4. New subsections (c)(28), (c)(41) and (c)(46), subsection renumbering, amendment of subsection (g)(1)(G)3., new subsections (g)(1)(G)4. and (h)(8)-(9), subsection renumbering and amendment of newly designated subsection (h)(10) and Note filed 12-31-2009; operative 12-3-2009 pursuant to Government Code section 11343.8 and Health and Safety Code section 43018.2 (AB2x 8). In accordance with Health and Safety Code section 43018.2(b), this regulatory action is exempt from the APA and OAL review.

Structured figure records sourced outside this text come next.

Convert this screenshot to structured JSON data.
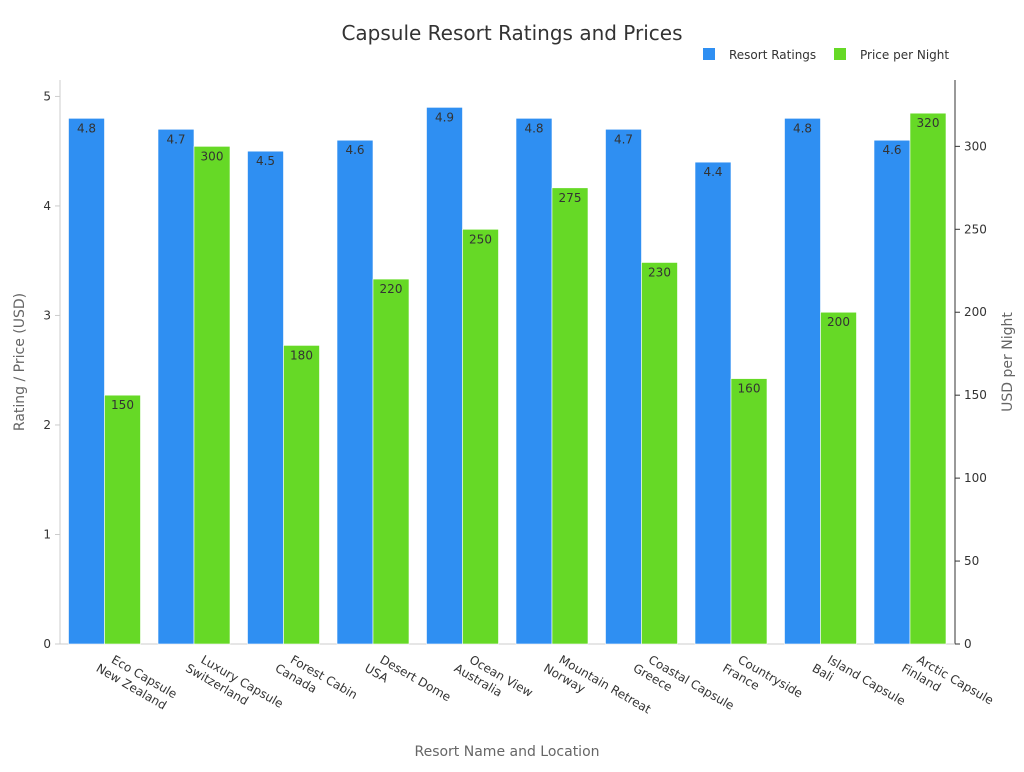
{
  "chart_data": {
    "type": "bar",
    "title": "Capsule Resort Ratings and Prices",
    "xlabel": "Resort Name and Location",
    "ylabel": "Rating / Price (USD)",
    "y2label": "USD per Night",
    "categories": [
      [
        "Eco Capsule",
        "New Zealand"
      ],
      [
        "Luxury Capsule",
        "Switzerland"
      ],
      [
        "Forest Cabin",
        "Canada"
      ],
      [
        "Desert Dome",
        "USA"
      ],
      [
        "Ocean View",
        "Australia"
      ],
      [
        "Mountain Retreat",
        "Norway"
      ],
      [
        "Coastal Capsule",
        "Greece"
      ],
      [
        "Countryside",
        "France"
      ],
      [
        "Island Capsule",
        "Bali"
      ],
      [
        "Arctic Capsule",
        "Finland"
      ]
    ],
    "series": [
      {
        "name": "Resort Ratings",
        "axis": "left",
        "color": "#2f8ff2",
        "values": [
          4.8,
          4.7,
          4.5,
          4.6,
          4.9,
          4.8,
          4.7,
          4.4,
          4.8,
          4.6
        ]
      },
      {
        "name": "Price per Night",
        "axis": "right",
        "color": "#66d926",
        "values": [
          150,
          300,
          180,
          220,
          250,
          275,
          230,
          160,
          200,
          320
        ]
      }
    ],
    "ylim": [
      0,
      5.15
    ],
    "y2lim": [
      0,
      340
    ],
    "yticks": [
      0,
      1,
      2,
      3,
      4,
      5
    ],
    "y2ticks": [
      0,
      50,
      100,
      150,
      200,
      250,
      300
    ],
    "legend": "top-right",
    "grid": false
  }
}
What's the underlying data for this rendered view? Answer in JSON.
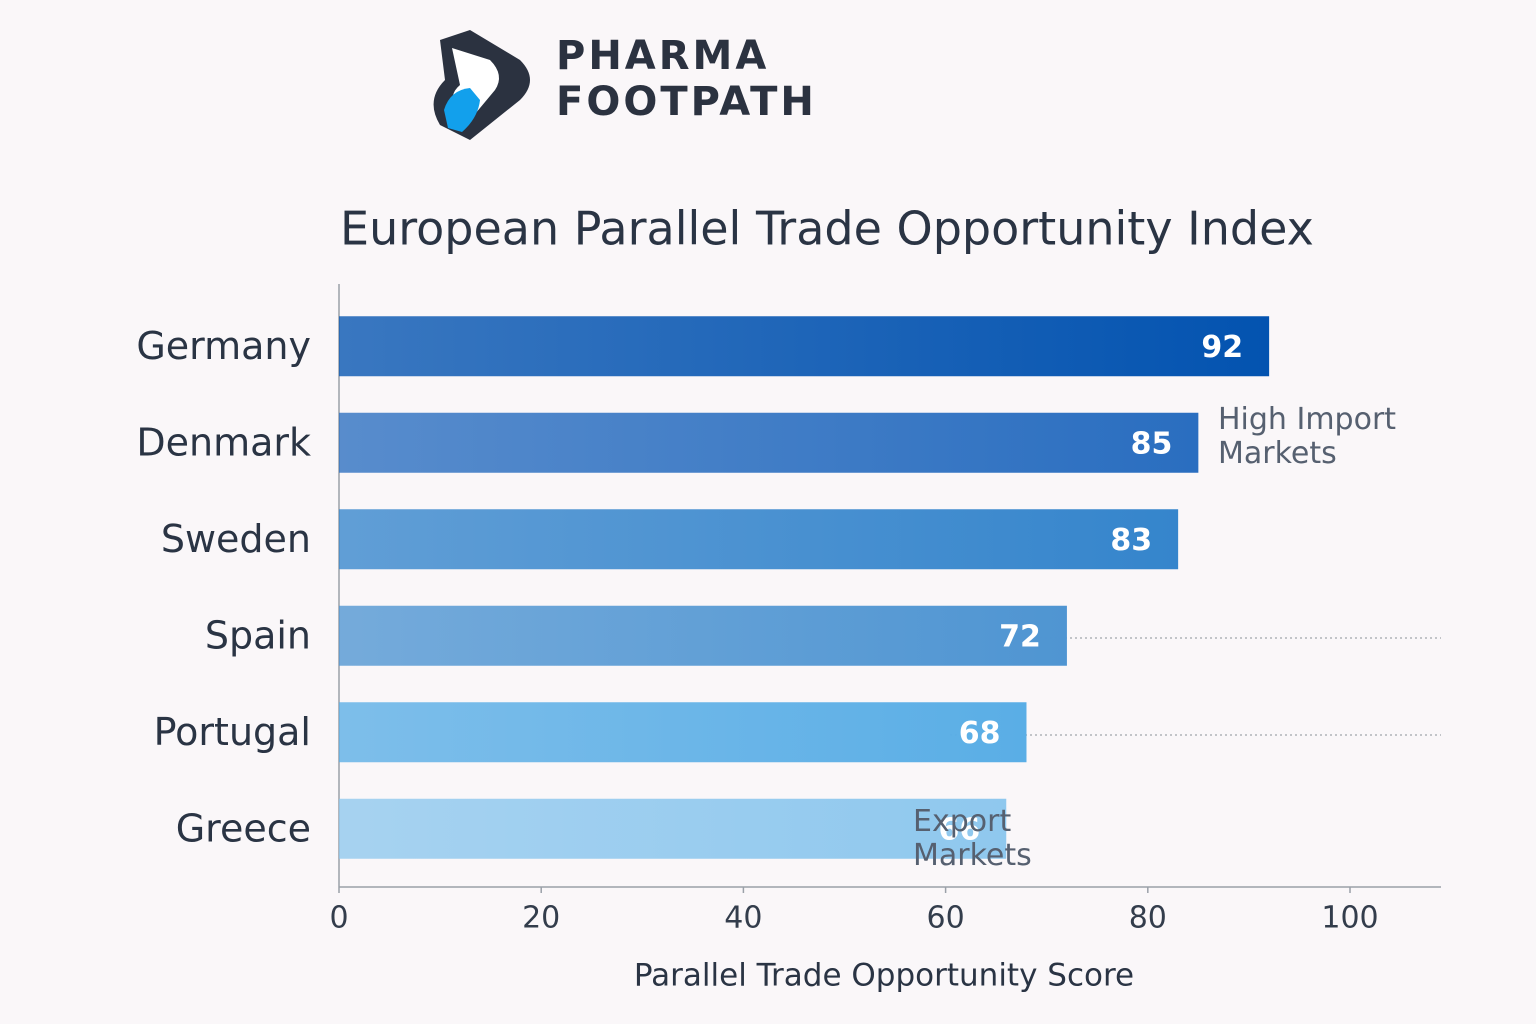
{
  "logo": {
    "line1": "PHARMA",
    "line2": "FOOTPATH"
  },
  "chart_data": {
    "type": "bar",
    "orientation": "horizontal",
    "title": "European Parallel Trade Opportunity Index",
    "x_label": "Parallel Trade Opportunity Score",
    "categories": [
      "Germany",
      "Denmark",
      "Sweden",
      "Spain",
      "Portugal",
      "Greece"
    ],
    "values": [
      92,
      85,
      83,
      72,
      68,
      66
    ],
    "colors": [
      "#0353b0",
      "#2a6ec0",
      "#3585cc",
      "#4f95d2",
      "#5aaee6",
      "#8fc8ee"
    ],
    "xlim": [
      0,
      109
    ],
    "xticks": [
      0,
      20,
      40,
      60,
      80,
      100
    ],
    "annotations": [
      "High Import\nMarkets",
      "Export\nMarkets"
    ]
  }
}
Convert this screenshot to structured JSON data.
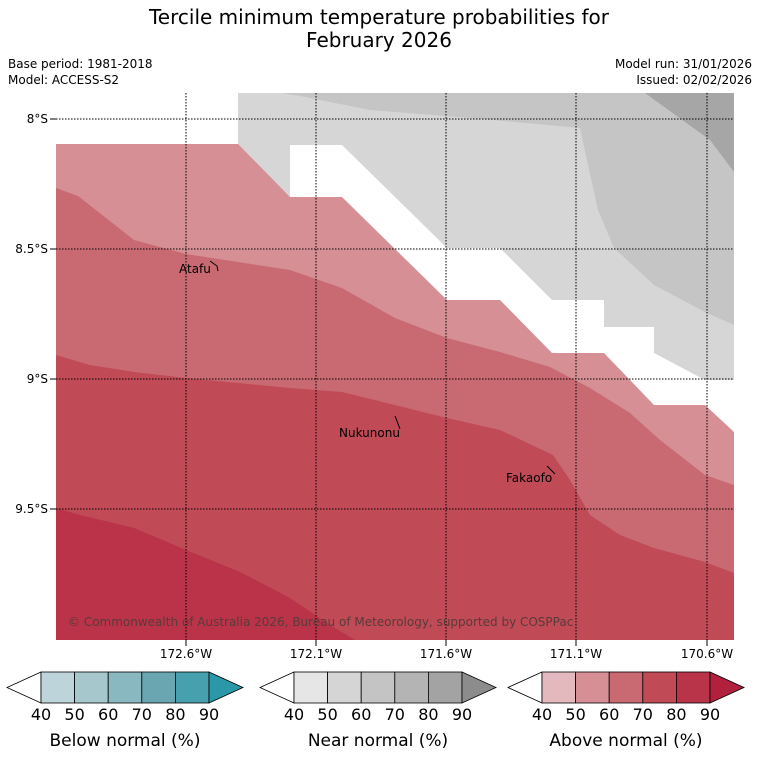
{
  "title_line1": "Tercile minimum temperature probabilities for",
  "title_line2": "February 2026",
  "meta": {
    "base_period": "Base period: 1981-2018",
    "model": "Model: ACCESS-S2",
    "model_run": "Model run: 31/01/2026",
    "issued": "Issued: 02/02/2026"
  },
  "map": {
    "lat_labels": [
      "8°S",
      "8.5°S",
      "9°S",
      "9.5°S"
    ],
    "lon_labels": [
      "172.6°W",
      "172.1°W",
      "171.6°W",
      "171.1°W",
      "170.6°W"
    ],
    "places": [
      "Atafu",
      "Nukunonu",
      "Fakaofo"
    ],
    "copyright": "© Commonwealth of Australia 2026, Bureau of Meteorology, supported by COSPPac"
  },
  "legends": [
    {
      "label": "Below normal (%)",
      "ticks": [
        "40",
        "50",
        "60",
        "70",
        "80",
        "90"
      ],
      "colors": [
        "#bdd5da",
        "#a6c8cd",
        "#89b8c1",
        "#69a6b1",
        "#47a0ae",
        "#2a98a6"
      ]
    },
    {
      "label": "Near normal (%)",
      "ticks": [
        "40",
        "50",
        "60",
        "70",
        "80",
        "90"
      ],
      "colors": [
        "#e6e6e6",
        "#d5d5d5",
        "#c4c4c4",
        "#b4b4b4",
        "#a3a3a3",
        "#8c8c8c"
      ]
    },
    {
      "label": "Above normal (%)",
      "ticks": [
        "40",
        "50",
        "60",
        "70",
        "80",
        "90"
      ],
      "colors": [
        "#e3b9be",
        "#d68f95",
        "#c96a72",
        "#c04a55",
        "#b93349",
        "#b1203d"
      ]
    }
  ]
}
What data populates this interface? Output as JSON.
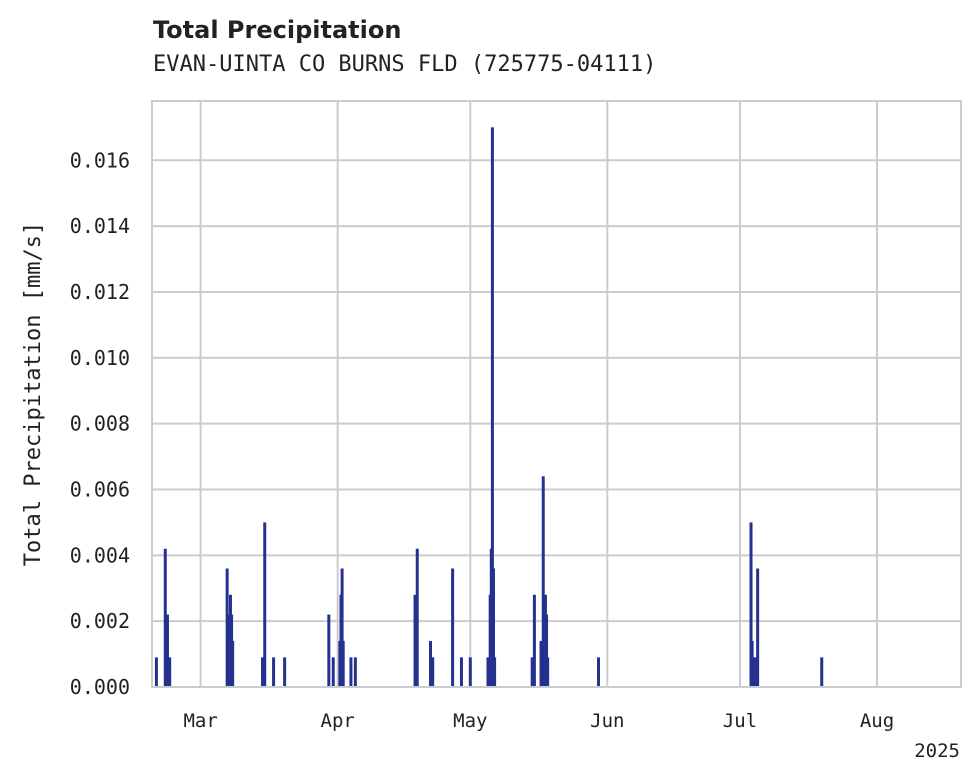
{
  "chart_data": {
    "type": "bar",
    "title": "Total Precipitation",
    "subtitle": "EVAN-UINTA CO BURNS FLD (725775-04111)",
    "ylabel": "Total Precipitation [mm/s]",
    "xlabel": "",
    "ylim": [
      0,
      0.0178
    ],
    "xlim": [
      "2025-02-18",
      "2025-08-20"
    ],
    "grid": true,
    "yticks": [
      0.0,
      0.002,
      0.004,
      0.006,
      0.008,
      0.01,
      0.012,
      0.014,
      0.016
    ],
    "ytick_labels": [
      "0.000",
      "0.002",
      "0.004",
      "0.006",
      "0.008",
      "0.010",
      "0.012",
      "0.014",
      "0.016"
    ],
    "xticks": [
      {
        "date": "2025-03-01",
        "label": "Mar"
      },
      {
        "date": "2025-04-01",
        "label": "Apr"
      },
      {
        "date": "2025-05-01",
        "label": "May"
      },
      {
        "date": "2025-06-01",
        "label": "Jun"
      },
      {
        "date": "2025-07-01",
        "label": "Jul"
      },
      {
        "date": "2025-08-01",
        "label": "Aug"
      }
    ],
    "year_label": "2025",
    "series": [
      {
        "color": "#25318f",
        "points": [
          {
            "x": "2025-02-19",
            "y": 0.0009
          },
          {
            "x": "2025-02-21 00:00",
            "y": 0.0042
          },
          {
            "x": "2025-02-21 06:00",
            "y": 0.0014
          },
          {
            "x": "2025-02-21 12:00",
            "y": 0.0022
          },
          {
            "x": "2025-02-22",
            "y": 0.0009
          },
          {
            "x": "2025-03-07 00:00",
            "y": 0.0036
          },
          {
            "x": "2025-03-07 06:00",
            "y": 0.0014
          },
          {
            "x": "2025-03-07 12:00",
            "y": 0.0022
          },
          {
            "x": "2025-03-07 18:00",
            "y": 0.0028
          },
          {
            "x": "2025-03-08 00:00",
            "y": 0.0022
          },
          {
            "x": "2025-03-08 06:00",
            "y": 0.0014
          },
          {
            "x": "2025-03-15",
            "y": 0.0009
          },
          {
            "x": "2025-03-15 12:00",
            "y": 0.005
          },
          {
            "x": "2025-03-17 12:00",
            "y": 0.0009
          },
          {
            "x": "2025-03-20",
            "y": 0.0009
          },
          {
            "x": "2025-03-30",
            "y": 0.0022
          },
          {
            "x": "2025-03-31",
            "y": 0.0009
          },
          {
            "x": "2025-04-01 12:00",
            "y": 0.0014
          },
          {
            "x": "2025-04-01 18:00",
            "y": 0.0028
          },
          {
            "x": "2025-04-02 00:00",
            "y": 0.0036
          },
          {
            "x": "2025-04-02 06:00",
            "y": 0.0014
          },
          {
            "x": "2025-04-04",
            "y": 0.0009
          },
          {
            "x": "2025-04-05",
            "y": 0.0009
          },
          {
            "x": "2025-04-18 12:00",
            "y": 0.0028
          },
          {
            "x": "2025-04-19",
            "y": 0.0042
          },
          {
            "x": "2025-04-22",
            "y": 0.0014
          },
          {
            "x": "2025-04-22 12:00",
            "y": 0.0009
          },
          {
            "x": "2025-04-27",
            "y": 0.0036
          },
          {
            "x": "2025-04-29",
            "y": 0.0009
          },
          {
            "x": "2025-05-01",
            "y": 0.0009
          },
          {
            "x": "2025-05-05",
            "y": 0.0009
          },
          {
            "x": "2025-05-05 12:00",
            "y": 0.0028
          },
          {
            "x": "2025-05-05 18:00",
            "y": 0.0042
          },
          {
            "x": "2025-05-06 00:00",
            "y": 0.017
          },
          {
            "x": "2025-05-06 06:00",
            "y": 0.0036
          },
          {
            "x": "2025-05-06 12:00",
            "y": 0.0009
          },
          {
            "x": "2025-05-15",
            "y": 0.0009
          },
          {
            "x": "2025-05-15 12:00",
            "y": 0.0028
          },
          {
            "x": "2025-05-17",
            "y": 0.0014
          },
          {
            "x": "2025-05-17 12:00",
            "y": 0.0064
          },
          {
            "x": "2025-05-17 18:00",
            "y": 0.0028
          },
          {
            "x": "2025-05-18 00:00",
            "y": 0.0028
          },
          {
            "x": "2025-05-18 06:00",
            "y": 0.0022
          },
          {
            "x": "2025-05-18 12:00",
            "y": 0.0009
          },
          {
            "x": "2025-05-30",
            "y": 0.0009
          },
          {
            "x": "2025-07-03 12:00",
            "y": 0.005
          },
          {
            "x": "2025-07-03 18:00",
            "y": 0.0014
          },
          {
            "x": "2025-07-04 00:00",
            "y": 0.0009
          },
          {
            "x": "2025-07-04 12:00",
            "y": 0.0009
          },
          {
            "x": "2025-07-05",
            "y": 0.0036
          },
          {
            "x": "2025-07-19 12:00",
            "y": 0.0009
          }
        ]
      }
    ]
  }
}
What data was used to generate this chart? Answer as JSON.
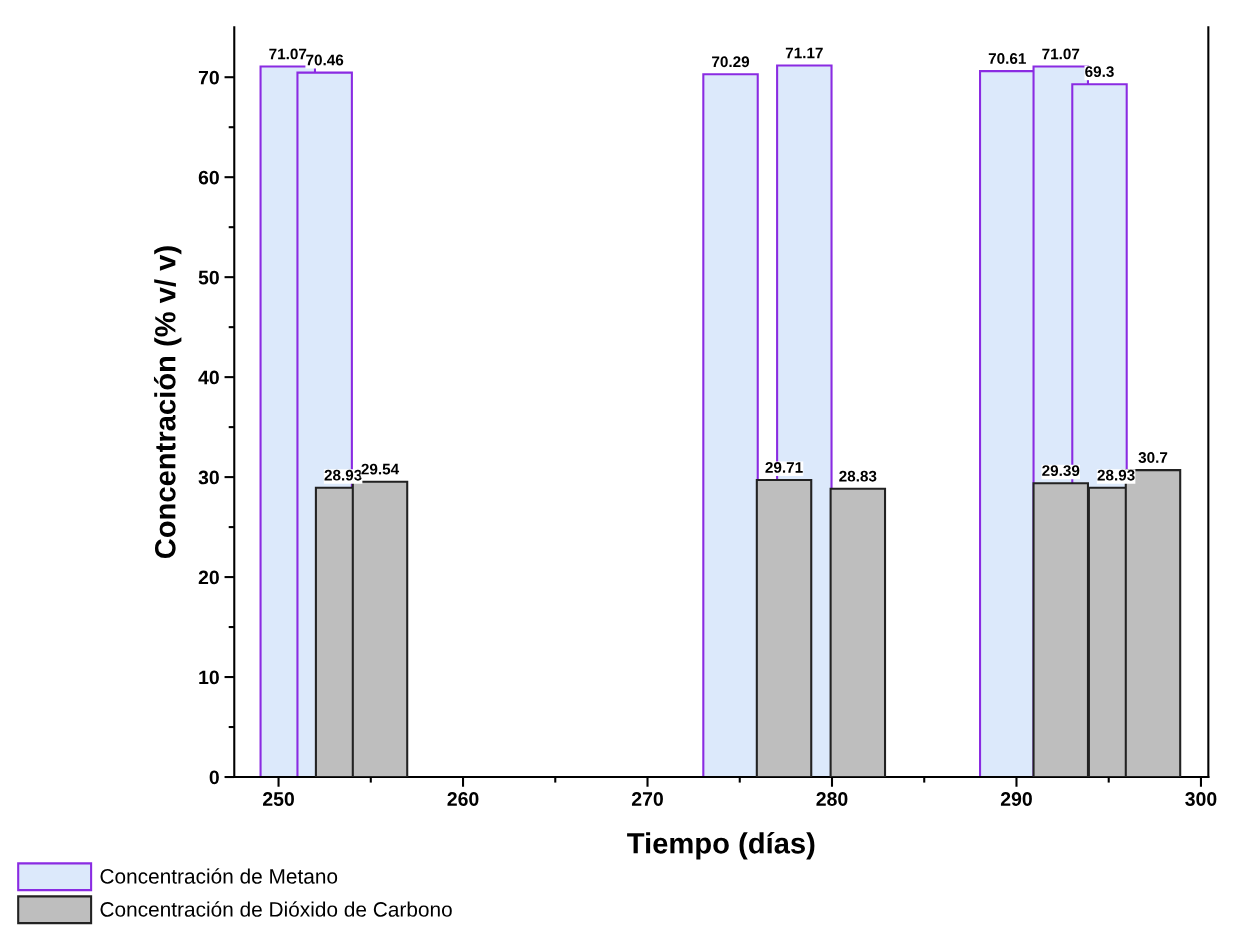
{
  "chart_data": {
    "type": "bar",
    "xlabel": "Tiempo (días)",
    "ylabel": "Concentración (% v/ v)",
    "series": [
      {
        "name": "Concentración de Metano",
        "color": "#dce9fb",
        "x": [
          250.5,
          252.5,
          274.5,
          278.5,
          289.5,
          292.4,
          294.5
        ],
        "values": [
          71.07,
          70.46,
          70.29,
          71.17,
          70.61,
          71.07,
          69.3
        ]
      },
      {
        "name": "Concentración de Dióxido de Carbono",
        "color": "#bebebe",
        "x": [
          253.5,
          255.5,
          277.4,
          281.4,
          292.4,
          295.4,
          297.4
        ],
        "values": [
          28.93,
          29.54,
          29.71,
          28.83,
          29.39,
          28.93,
          30.7
        ]
      }
    ],
    "data_labels": true,
    "xlim": [
      247.6,
      300.4
    ],
    "xticks": [
      250,
      {
        "value": 255,
        "label": null
      },
      260,
      {
        "value": 265,
        "label": null
      },
      270,
      {
        "value": 275,
        "label": null
      },
      280,
      {
        "value": 285,
        "label": null
      },
      290,
      {
        "value": 295,
        "label": null
      },
      300
    ],
    "ylim": [
      0,
      75
    ],
    "yticks": [
      0,
      {
        "value": 5,
        "label": null
      },
      10,
      {
        "value": 15,
        "label": null
      },
      20,
      {
        "value": 25,
        "label": null
      },
      30,
      {
        "value": 35,
        "label": null
      },
      40,
      {
        "value": 45,
        "label": null
      },
      50,
      {
        "value": 55,
        "label": null
      },
      60,
      {
        "value": 65,
        "label": null
      },
      70
    ],
    "grid": false,
    "legend": "bottom left"
  }
}
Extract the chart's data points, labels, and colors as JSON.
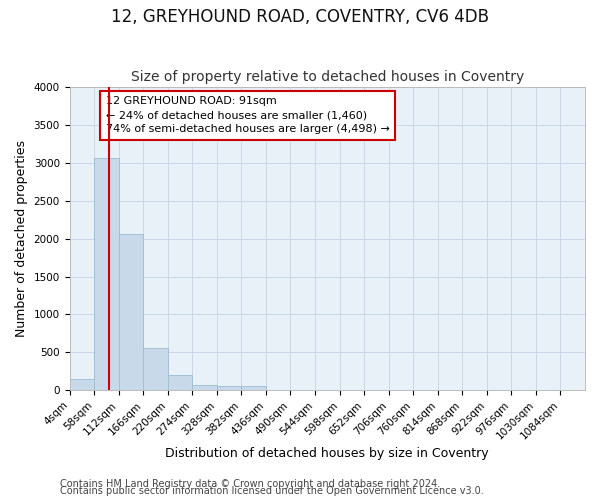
{
  "title": "12, GREYHOUND ROAD, COVENTRY, CV6 4DB",
  "subtitle": "Size of property relative to detached houses in Coventry",
  "xlabel": "Distribution of detached houses by size in Coventry",
  "ylabel": "Number of detached properties",
  "footnote1": "Contains HM Land Registry data © Crown copyright and database right 2024.",
  "footnote2": "Contains public sector information licensed under the Open Government Licence v3.0.",
  "annotation_line1": "12 GREYHOUND ROAD: 91sqm",
  "annotation_line2": "← 24% of detached houses are smaller (1,460)",
  "annotation_line3": "74% of semi-detached houses are larger (4,498) →",
  "property_sqm": 91,
  "bar_left_edges": [
    4,
    58,
    112,
    166,
    220,
    274,
    328,
    382,
    436,
    490,
    544,
    598,
    652,
    706,
    760,
    814,
    868,
    922,
    976,
    1030
  ],
  "bar_heights": [
    150,
    3070,
    2060,
    560,
    200,
    75,
    60,
    50,
    0,
    0,
    0,
    0,
    0,
    0,
    0,
    0,
    0,
    0,
    0,
    0
  ],
  "bin_width": 54,
  "bar_color": "#c8daea",
  "bar_edge_color": "#9bbdd4",
  "vline_color": "#cc0000",
  "annotation_box_edge_color": "#cc0000",
  "annotation_box_face_color": "#ffffff",
  "grid_color": "#c8d8e8",
  "bg_color": "#ffffff",
  "plot_bg_color": "#e8f0f8",
  "ylim": [
    0,
    4000
  ],
  "yticks": [
    0,
    500,
    1000,
    1500,
    2000,
    2500,
    3000,
    3500,
    4000
  ],
  "tick_labels": [
    "4sqm",
    "58sqm",
    "112sqm",
    "166sqm",
    "220sqm",
    "274sqm",
    "328sqm",
    "382sqm",
    "436sqm",
    "490sqm",
    "544sqm",
    "598sqm",
    "652sqm",
    "706sqm",
    "760sqm",
    "814sqm",
    "868sqm",
    "922sqm",
    "976sqm",
    "1030sqm",
    "1084sqm"
  ],
  "title_fontsize": 12,
  "subtitle_fontsize": 10,
  "axis_label_fontsize": 9,
  "tick_fontsize": 7.5,
  "annotation_fontsize": 8,
  "footnote_fontsize": 7
}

Submitted to OAL for printing only (Register 2010, No. 1).
5. Amendment of subsections (d)(4)(A) and (g)(1)(D)2., new subsection (g)(1)(D)6. and amendment of subsection (h)(10) filed 12-31-2009; operative 1-1-2010 pursuant to Government Code section 11343.4 (Register 2010, No. 1).
6. Amendment of subsections (c)(26), (c)(39) and (e)(6), new subsection (e)(6)(D), amendment of subsection (e)(8) and new subsection (g)(4) filed 7-16-2010; operative 8-15-2010 (Register 2010, No. 29).
7. Amendment of subsection (b), new subsection (c)(60), subsection renumbering, new subsection (e)(16) and amendment of subsections (g)(1) and (g)(1)(B)5. filed 10-19-2010; operative 10-19-2010 pursuant to Government Code section 11343.4 (Register 2010, No. 43).
8. Amendment filed 12-14-2011; operative 12-14-2011 pursuant to Government Code section 11343.4 (Register 2011, No. 50).
9. Amendment of section and Note filed 8-18-2023; operative 10-1-2023 (Register 2023, No. 33).
This database is current through 5/24/24 Register 2024, No. 21.